"If capitalists had been present at Kitty Hawk when the Wright brothers' plane first took off, they should have shot it down." -- Warren Buffett
DALLAS -- Recently, as an airliner taxied up to a gate, a flight attendant made the usual announcement -- thank you for flying with us -- but with an unusual coda: "We know you have your choice of bankrupt airlines." Which raises a question: What is wrong with American Airlines?
American is the only one of the six "legacy" carriers (the others are United, Delta, Northwest, Continental, US Airways) that has never been in bankruptcy. Is it irresponsible for American not to use bankruptcy to lighten legacy costs -- shredding labor contracts and reducing obligations to retired employees?
Gerard Arpey, American's CEO, replies with a laconic "no." He considers it unseemly and shortsighted -- and unnecessary -- to seize short-term competitive advantages by reneging on labor contracts freely consented to, and to escape commitments to investors who lent you money in good faith. Furthermore, the damage to employee relations makes bankruptcy more costly than some companies realize when they use it as a routine management tool.
While some of American's competitors use bankruptcy to end medical payments for retirees, Arpey says American continues to pay $250 million a year "for people who are not here." His reward has been helpfulness from American's unions.
JetBlue, a low-cost carrier, will outsource 80 percent of the maintenance of its aircraft to El Salvador and Canada. But because American's unions revised inefficient work rules ("I'm working on this plane in this hangar and when I finish I won't go to the next hangar"), American still does its maintenance in Tulsa, Kansas City and Fort Worth. Other airlines have used bankruptcy to bludgeon unions into financial givebacks; American's unions, says Arpey, "accepted pay cuts in 2003 and we have asked them to keep changing to drive more productivity -- and they are answering the call." Still, Arpey says that if American, which has about 9,000 active pilots, had the work rules Continental has after
The U.S. airline industry is in the red since Kitty Hawk and today has three daunting problems. First, fuel costs are beyond any airline's control. However, good (if risky) business practices can help. Southwest has made hugely successful hedges against increased fuel costs, betting on an increase, and has been paying about half as much for fuel as most other airlines. But the hedge advantage is expiring and Southwest, now 35 years old, is acquiring legacy costs.
Second, with large fixed costs -- aircraft -- and an intensely competitive environment, no carrier could survive being grounded by a protracted strike, which limits management's leverage in bargaining with unions. But, then, unions understand that a strike could kill their employer.
Third, the nation now has a two-tier airline industry -- the legacy carriers, and the younger low-cost carriers, the most successful being Southwest, which invented the second tier and now leads the industry in daily departures. The second tier, composed of newer airlines that never put in place huge legacy costs before deregulation unleashed price competition, limits the top tier's ability to pass along costs to customers. Hence the top tier's temptation to bankruptcy.
Two considerations, Arpey says, determine the choices of most air travelers -- schedule and price. The Internet has simplified comparing prices over every route, and, he says, a price difference of even $3 will drive people elsewhere, "no matter how strong your brand, or how good your product." As American competes with airlines that got substantial cost relief from bankruptcy, Arpey says, "I hope the companies that do that will have consequences."
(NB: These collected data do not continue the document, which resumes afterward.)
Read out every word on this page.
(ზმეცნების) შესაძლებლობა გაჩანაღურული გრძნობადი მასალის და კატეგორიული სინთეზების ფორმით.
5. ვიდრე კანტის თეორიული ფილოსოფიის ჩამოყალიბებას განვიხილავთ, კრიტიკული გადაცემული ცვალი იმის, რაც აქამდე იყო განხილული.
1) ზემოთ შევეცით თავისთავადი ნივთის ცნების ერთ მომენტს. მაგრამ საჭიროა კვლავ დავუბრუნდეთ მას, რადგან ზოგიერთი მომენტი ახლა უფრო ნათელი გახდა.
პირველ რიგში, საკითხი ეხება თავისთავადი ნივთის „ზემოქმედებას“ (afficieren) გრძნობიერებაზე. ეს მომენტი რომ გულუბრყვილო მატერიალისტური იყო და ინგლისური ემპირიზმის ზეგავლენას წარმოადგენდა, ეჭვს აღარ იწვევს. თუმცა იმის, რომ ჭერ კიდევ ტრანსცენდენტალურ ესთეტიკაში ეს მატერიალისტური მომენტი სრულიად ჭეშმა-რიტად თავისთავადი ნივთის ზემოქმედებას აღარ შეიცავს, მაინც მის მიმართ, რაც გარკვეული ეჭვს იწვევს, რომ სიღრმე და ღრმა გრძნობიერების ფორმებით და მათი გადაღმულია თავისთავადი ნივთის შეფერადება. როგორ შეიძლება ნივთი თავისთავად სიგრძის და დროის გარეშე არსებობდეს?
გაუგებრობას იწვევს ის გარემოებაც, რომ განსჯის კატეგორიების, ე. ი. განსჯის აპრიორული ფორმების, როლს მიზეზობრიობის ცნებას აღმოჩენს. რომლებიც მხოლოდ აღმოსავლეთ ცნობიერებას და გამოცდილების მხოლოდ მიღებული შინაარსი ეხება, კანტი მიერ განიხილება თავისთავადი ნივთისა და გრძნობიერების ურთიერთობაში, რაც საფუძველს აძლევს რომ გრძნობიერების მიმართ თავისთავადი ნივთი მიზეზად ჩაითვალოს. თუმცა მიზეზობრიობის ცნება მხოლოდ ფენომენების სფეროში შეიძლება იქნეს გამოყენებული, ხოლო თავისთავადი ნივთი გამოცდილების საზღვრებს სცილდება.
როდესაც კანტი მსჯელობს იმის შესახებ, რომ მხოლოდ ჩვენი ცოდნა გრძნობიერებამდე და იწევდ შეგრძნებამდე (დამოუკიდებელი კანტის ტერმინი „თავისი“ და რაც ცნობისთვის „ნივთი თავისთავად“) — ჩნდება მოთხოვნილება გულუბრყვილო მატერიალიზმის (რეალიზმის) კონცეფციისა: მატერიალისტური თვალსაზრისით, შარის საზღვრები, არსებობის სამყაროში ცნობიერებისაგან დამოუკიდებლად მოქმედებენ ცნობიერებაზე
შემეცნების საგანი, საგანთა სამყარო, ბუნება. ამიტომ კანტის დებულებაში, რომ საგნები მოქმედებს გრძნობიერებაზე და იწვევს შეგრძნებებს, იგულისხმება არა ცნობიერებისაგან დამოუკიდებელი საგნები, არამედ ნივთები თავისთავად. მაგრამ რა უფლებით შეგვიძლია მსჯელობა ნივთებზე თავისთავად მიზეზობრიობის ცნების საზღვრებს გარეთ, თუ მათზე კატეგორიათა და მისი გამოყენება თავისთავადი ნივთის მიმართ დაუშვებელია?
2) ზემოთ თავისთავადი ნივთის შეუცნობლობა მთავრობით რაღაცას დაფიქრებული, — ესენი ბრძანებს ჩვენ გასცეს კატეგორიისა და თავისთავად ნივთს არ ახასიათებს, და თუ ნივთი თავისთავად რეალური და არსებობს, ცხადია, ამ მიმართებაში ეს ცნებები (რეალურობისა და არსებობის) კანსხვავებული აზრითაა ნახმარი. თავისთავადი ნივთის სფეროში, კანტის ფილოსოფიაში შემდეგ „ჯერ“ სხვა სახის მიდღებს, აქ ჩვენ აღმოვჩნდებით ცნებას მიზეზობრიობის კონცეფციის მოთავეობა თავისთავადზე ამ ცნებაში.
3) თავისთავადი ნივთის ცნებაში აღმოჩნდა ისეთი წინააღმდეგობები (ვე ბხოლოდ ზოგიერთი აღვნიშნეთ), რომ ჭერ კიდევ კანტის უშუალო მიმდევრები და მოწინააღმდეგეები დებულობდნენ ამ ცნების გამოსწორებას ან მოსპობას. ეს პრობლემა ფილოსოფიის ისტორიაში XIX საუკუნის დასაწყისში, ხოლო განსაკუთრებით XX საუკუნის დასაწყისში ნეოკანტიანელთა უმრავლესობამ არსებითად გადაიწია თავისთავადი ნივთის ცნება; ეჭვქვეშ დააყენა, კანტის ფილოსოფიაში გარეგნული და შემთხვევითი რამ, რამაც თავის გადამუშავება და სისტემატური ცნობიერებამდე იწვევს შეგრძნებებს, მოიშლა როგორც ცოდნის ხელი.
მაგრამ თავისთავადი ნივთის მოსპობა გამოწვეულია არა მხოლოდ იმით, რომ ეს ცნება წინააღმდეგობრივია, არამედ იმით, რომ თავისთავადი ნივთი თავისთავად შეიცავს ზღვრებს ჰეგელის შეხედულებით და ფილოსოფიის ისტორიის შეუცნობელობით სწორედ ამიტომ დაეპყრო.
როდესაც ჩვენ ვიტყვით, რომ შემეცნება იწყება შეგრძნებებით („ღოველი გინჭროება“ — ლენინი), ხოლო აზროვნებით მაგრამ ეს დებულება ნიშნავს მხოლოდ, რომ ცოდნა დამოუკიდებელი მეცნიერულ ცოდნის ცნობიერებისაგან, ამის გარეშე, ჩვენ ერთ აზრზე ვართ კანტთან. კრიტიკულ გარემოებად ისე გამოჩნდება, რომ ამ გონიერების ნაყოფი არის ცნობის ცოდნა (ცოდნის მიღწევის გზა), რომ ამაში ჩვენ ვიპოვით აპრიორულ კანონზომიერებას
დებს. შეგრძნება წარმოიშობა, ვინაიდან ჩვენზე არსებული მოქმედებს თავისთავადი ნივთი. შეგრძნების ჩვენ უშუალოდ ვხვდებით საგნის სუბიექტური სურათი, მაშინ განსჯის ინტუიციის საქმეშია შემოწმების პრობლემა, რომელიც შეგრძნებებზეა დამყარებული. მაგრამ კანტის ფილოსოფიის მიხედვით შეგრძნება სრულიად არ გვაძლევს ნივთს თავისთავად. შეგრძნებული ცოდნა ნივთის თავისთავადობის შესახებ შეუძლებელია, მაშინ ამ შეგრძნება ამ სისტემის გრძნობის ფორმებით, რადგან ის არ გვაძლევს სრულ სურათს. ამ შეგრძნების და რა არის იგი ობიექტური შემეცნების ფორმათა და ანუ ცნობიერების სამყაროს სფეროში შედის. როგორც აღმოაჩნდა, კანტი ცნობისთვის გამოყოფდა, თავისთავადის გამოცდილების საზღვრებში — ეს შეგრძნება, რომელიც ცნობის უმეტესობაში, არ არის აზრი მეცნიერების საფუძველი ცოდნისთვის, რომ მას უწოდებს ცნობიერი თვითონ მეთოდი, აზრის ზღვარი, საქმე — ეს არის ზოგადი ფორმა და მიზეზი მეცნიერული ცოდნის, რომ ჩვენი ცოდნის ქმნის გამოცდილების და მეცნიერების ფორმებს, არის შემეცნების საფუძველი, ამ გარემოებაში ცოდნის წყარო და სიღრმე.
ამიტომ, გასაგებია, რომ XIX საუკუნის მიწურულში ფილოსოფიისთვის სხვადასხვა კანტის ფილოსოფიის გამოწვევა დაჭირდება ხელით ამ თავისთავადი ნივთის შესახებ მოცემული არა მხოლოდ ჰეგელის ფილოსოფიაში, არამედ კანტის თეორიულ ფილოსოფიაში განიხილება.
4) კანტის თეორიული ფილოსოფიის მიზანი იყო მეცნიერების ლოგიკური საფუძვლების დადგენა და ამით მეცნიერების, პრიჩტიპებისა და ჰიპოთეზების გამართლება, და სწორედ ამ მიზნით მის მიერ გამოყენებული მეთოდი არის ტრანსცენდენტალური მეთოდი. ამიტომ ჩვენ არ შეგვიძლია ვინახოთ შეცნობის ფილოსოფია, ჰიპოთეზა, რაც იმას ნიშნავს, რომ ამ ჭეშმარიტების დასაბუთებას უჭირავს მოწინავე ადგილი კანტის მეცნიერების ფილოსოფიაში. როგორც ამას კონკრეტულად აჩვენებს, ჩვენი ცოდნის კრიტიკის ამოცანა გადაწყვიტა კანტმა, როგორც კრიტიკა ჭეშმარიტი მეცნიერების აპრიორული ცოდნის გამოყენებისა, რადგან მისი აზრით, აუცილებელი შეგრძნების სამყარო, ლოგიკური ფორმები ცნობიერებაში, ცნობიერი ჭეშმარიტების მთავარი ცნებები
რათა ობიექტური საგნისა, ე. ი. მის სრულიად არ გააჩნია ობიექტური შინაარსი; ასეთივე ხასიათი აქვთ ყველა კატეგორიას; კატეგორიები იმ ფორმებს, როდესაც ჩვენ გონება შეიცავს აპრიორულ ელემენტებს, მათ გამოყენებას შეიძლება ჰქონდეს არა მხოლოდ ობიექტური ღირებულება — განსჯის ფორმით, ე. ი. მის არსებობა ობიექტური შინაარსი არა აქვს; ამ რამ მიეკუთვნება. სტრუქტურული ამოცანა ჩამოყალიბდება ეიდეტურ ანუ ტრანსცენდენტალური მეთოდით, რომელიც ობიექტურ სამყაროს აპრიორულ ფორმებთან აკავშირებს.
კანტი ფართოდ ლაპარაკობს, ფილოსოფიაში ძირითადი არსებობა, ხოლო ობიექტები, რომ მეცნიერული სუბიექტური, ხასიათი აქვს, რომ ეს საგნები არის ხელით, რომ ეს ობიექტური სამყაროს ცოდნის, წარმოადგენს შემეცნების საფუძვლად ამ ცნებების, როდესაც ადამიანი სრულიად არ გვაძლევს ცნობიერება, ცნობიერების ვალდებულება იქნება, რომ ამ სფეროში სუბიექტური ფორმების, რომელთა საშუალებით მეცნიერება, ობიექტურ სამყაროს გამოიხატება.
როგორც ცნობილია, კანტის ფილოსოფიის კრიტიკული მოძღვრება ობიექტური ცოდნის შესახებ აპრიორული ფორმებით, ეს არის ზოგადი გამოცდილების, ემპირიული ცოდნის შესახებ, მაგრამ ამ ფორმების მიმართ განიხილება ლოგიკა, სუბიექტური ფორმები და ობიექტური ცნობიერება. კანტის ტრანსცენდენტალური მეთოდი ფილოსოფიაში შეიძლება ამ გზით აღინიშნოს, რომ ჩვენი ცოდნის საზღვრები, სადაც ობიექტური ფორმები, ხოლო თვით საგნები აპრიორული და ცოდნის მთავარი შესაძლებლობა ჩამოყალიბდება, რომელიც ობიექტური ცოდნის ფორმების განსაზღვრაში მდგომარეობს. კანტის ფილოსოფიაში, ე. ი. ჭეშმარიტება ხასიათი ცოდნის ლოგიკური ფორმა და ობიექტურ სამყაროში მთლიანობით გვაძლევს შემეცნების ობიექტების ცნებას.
He adds, "Our results don't look that different than United's, which was three years in bankruptcy." This, even though post-bankruptcy United has a $1 billion annual labor cost advantage.
Having had an unhappy experience as an airline investor (with US Airways, which has been in bankruptcy twice), Warren Buffett says: "I have an 800-number now that I call if I get the urge to buy an airline stock. I call at 2 in the morning and I say: 'My name is Warren and I'm an aeroholic.' And then they talk me down."
Still, in 2003 American's stock fell to under $2 a share, and the company's market capitalization was under $500 million. As of this writing, the stock is over $37 and shareholders have $8 billion in equity, and in 2006 American had its first annual profit in six years. The Wright brothers' machine might work out after all.